OBS Browser-Source Overlays: Goal Bar, Ticker & Countdown
The cleanest way to add overlays to OBS isn’t a plugin or a paid bot — it’s a browser source. You paste a URL, OBS renders it as a transparent layer over your scene, and you can stack as many as you like: a goal bar, a scrolling ticker, a countdown, lower thirds. This guide explains how browser sources work, the setup steps people get wrong, and how to combine the main overlays into one clean layout.
Why browser sources beat plugins
A browser source is just a web page OBS draws on top of your scene. Because the overlays here are web pages with transparent backgrounds, you get a few real advantages over installed widgets:
- No plugin, no login, no OAuth — nothing to install or connect to your channel.
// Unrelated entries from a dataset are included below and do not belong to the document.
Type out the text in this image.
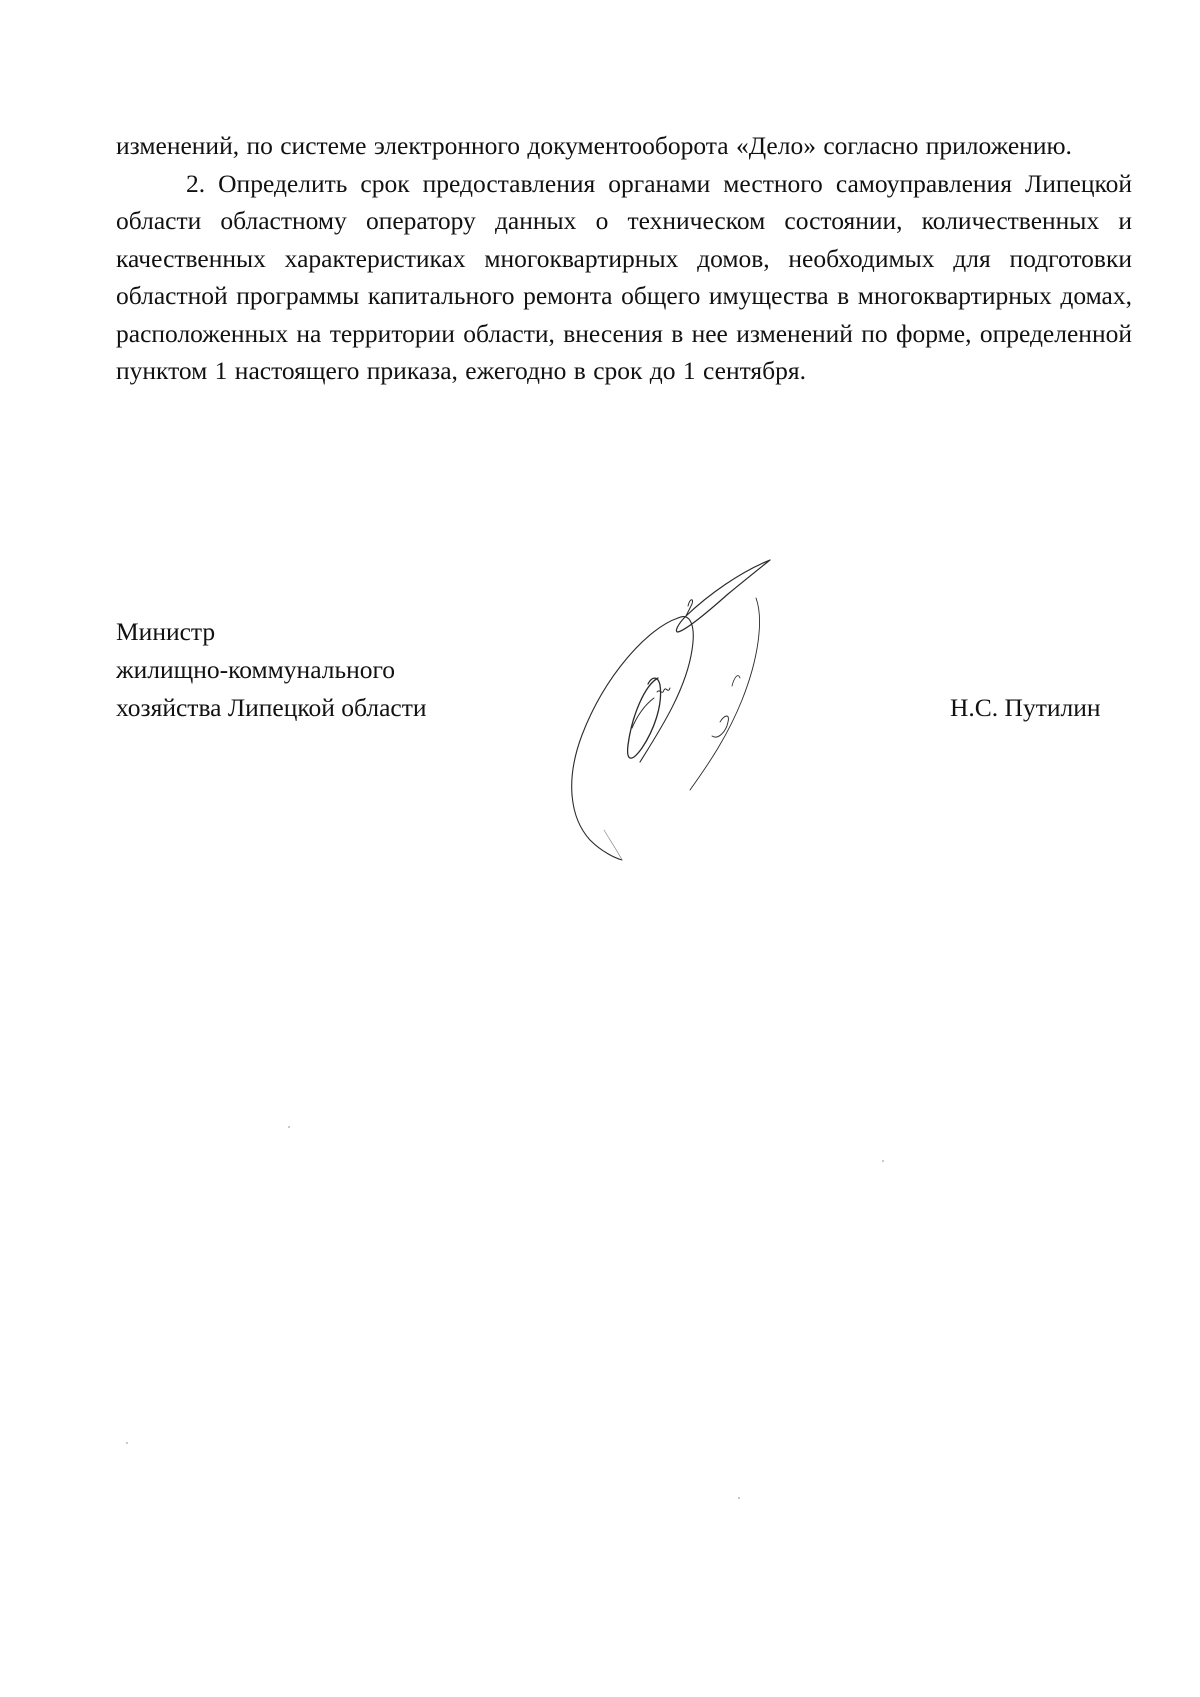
изменений, по системе электронного документооборота «Дело» согласно приложению.

2. Определить срок предоставления органами местного самоуправления Липецкой области областному оператору данных о техническом состоянии, количественных и качественных характеристиках многоквартирных домов, необходимых для подготовки областной программы капитального ремонта общего имущества в многоквартирных домах, расположенных на территории области, внесения в нее изменений по форме, определенной пунктом 1 настоящего приказа, ежегодно в срок до 1 сентября.

Министр
жилищно-коммунального
хозяйства Липецкой области	Н.С. Путилин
- They run client-side — fast, light on CPU, and your settings stay in your browser.
- They stack — each overlay is its own source you can position, resize, and toggle independently.
The trade-off is that these are overlays you control (you update the numbers), not bots wired into Twitch events — which is exactly what keeps them free and private.
Adding a browser source in OBS (the steps that matter)
- In OBS, under Sources, click + → Browser.
- Paste the overlay’s URL into the URL field (leave “Local file” unchecked).
- Set Width 1920 and Height 1080 — match your canvas so the overlay positions itself correctly. This is the step most people get wrong; a mismatched size pushes the overlay off-screen.
- Click OK, then drag/scale the source in the preview.
- To change a value live (like a goal count), right-click the source → Interact, then click the overlay’s on-screen buttons.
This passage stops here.